Or how to find a needle in a 10,000 dimensional haystack. The distribution of keywords is in some sense similar to those of the population of cities. Why? Usually there are a few very big cities, then some larger cities follow and lots of smaller cities. However, the accumulated population of all biggest cities is responsible for a huge portion of the whole population, which is very similar to keywords. Therefore, it is reasonable to assume that the keyword data resembles a power-law distribution. This is nothing new, but nevertheless very important because the prediction and/or utilization of rare keywords/tags is often a key point to success.

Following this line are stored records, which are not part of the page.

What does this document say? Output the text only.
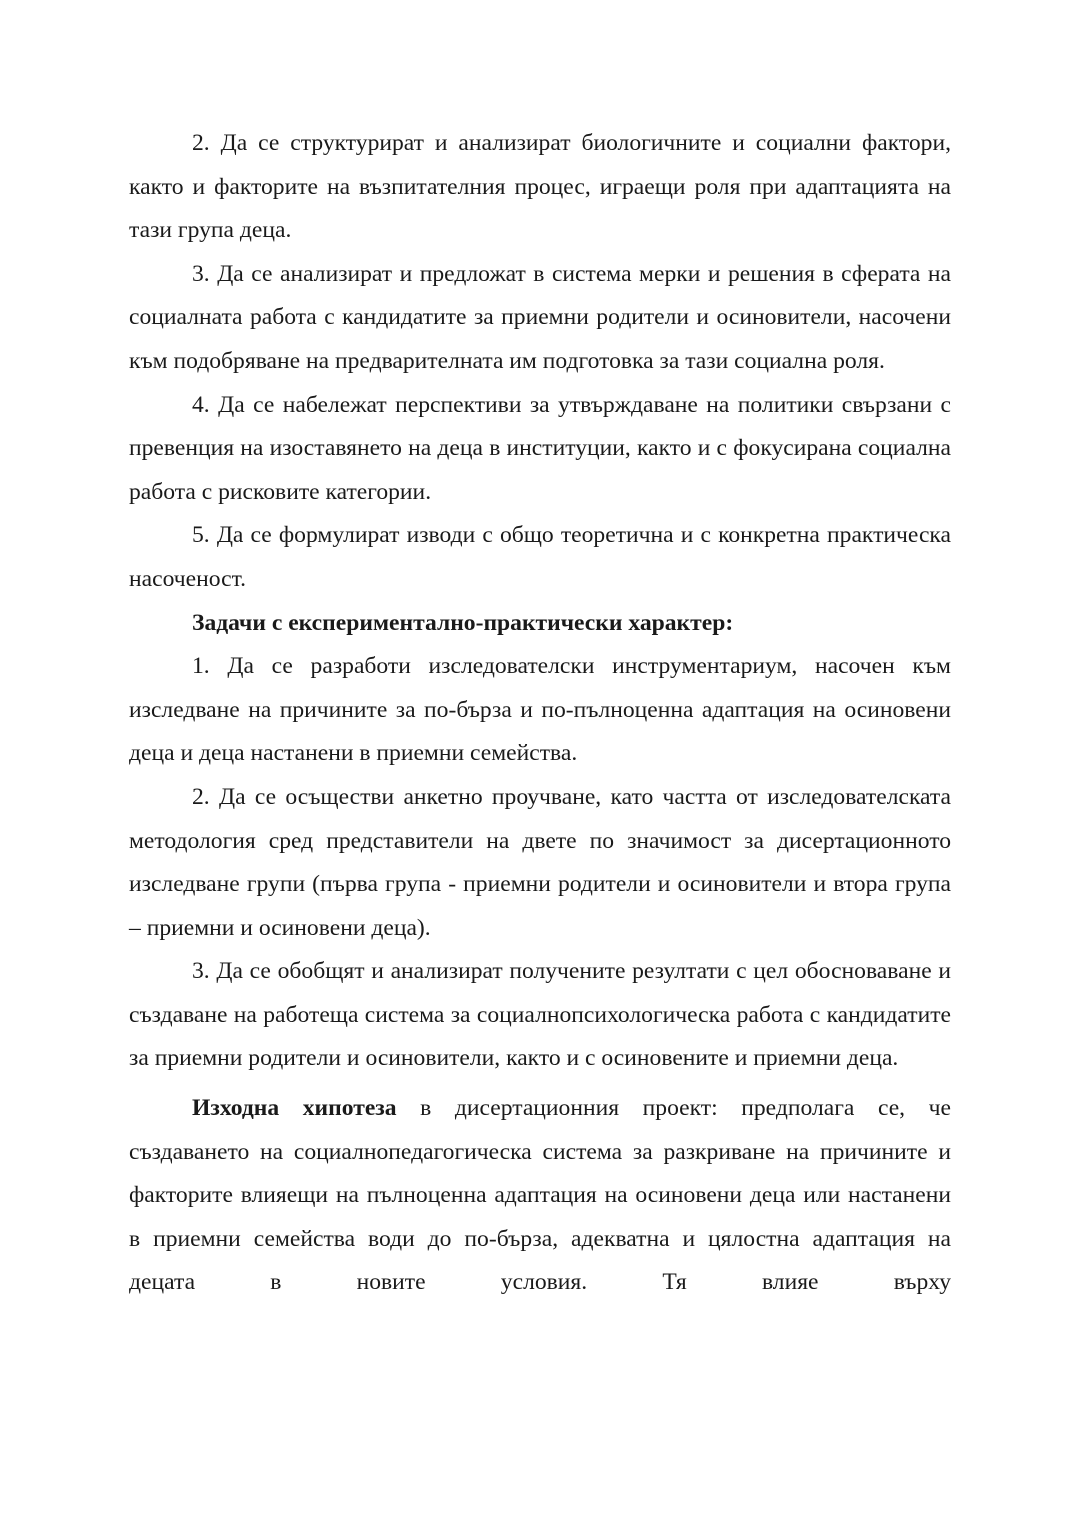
2. Да се структурират и анализират биологичните и социални фактори, както и факторите на възпитателния процес, играещи роля при адаптацията на тази група деца.

3. Да се анализират и предложат в система мерки и решения в сферата на социалната работа с кандидатите за приемни родители и осиновители, насочени към подобряване на предварителната им подготовка за тази социална роля.

4. Да се набележат перспективи за утвърждаване на политики свързани с превенция на изоставянето на деца в институции, както и с фокусирана социална работа с рисковите категории.

5. Да се формулират изводи с общо теоретична и с конкретна практическа насоченост.

Задачи с експериментално-практически характер:

1. Да се разработи изследователски инструментариум, насочен към изследване на причините за по-бърза и по-пълноценна адаптация на осиновени деца и деца настанени в приемни семейства.

2. Да се осъществи анкетно проучване, като частта от изследователската методология сред представители на двете по значимост за дисертационното изследване групи (първа група - приемни родители и осиновители и втора група – приемни и осиновени деца).

3. Да се обобщят и анализират получените резултати с цел обосноваване и създаване на работеща система за социалнопсихологическа работа с кандидатите за приемни родители и осиновители, както и с осиновените и приемни деца.

Изходна хипотеза в дисертационния проект: предполага се, че създаването на социалнопедагогическа система за разкриване на причините и факторите влияещи на пълноценна адаптация на осиновени деца или настанени в приемни семейства води до по-бърза, адекватна и цялостна адаптация на децата в новите условия. Тя влияе върху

This can be seen with a very simple example. Let’s assume the most frequent words are: love, friendship and family and the most popular one, love, is present in 10% of all movies. Without any down-weighting of those very frequent keywords, the feature construction is biased towards them. Why? In case of 10K movies, “love” is present in 1,000 of them, while a rare keyword like “architecture” might be only present in 50 movies. Despite the chance that there is a pattern for the rare keyword that could be learned, it is not likely that this will happen since the loss induced by movies with frequent features is much higher.
Bottom line, a model should encourage diversity and focus on learning patterns for rare features to better explain the data. In an earlier post, we described a way to “force” RBMs to learn orthogonal concepts by using the cosine similarity to determine how likewise hidden nodes are. Since the approach is not limited to RBMs, we could also try to use a similar penalty for supervised models.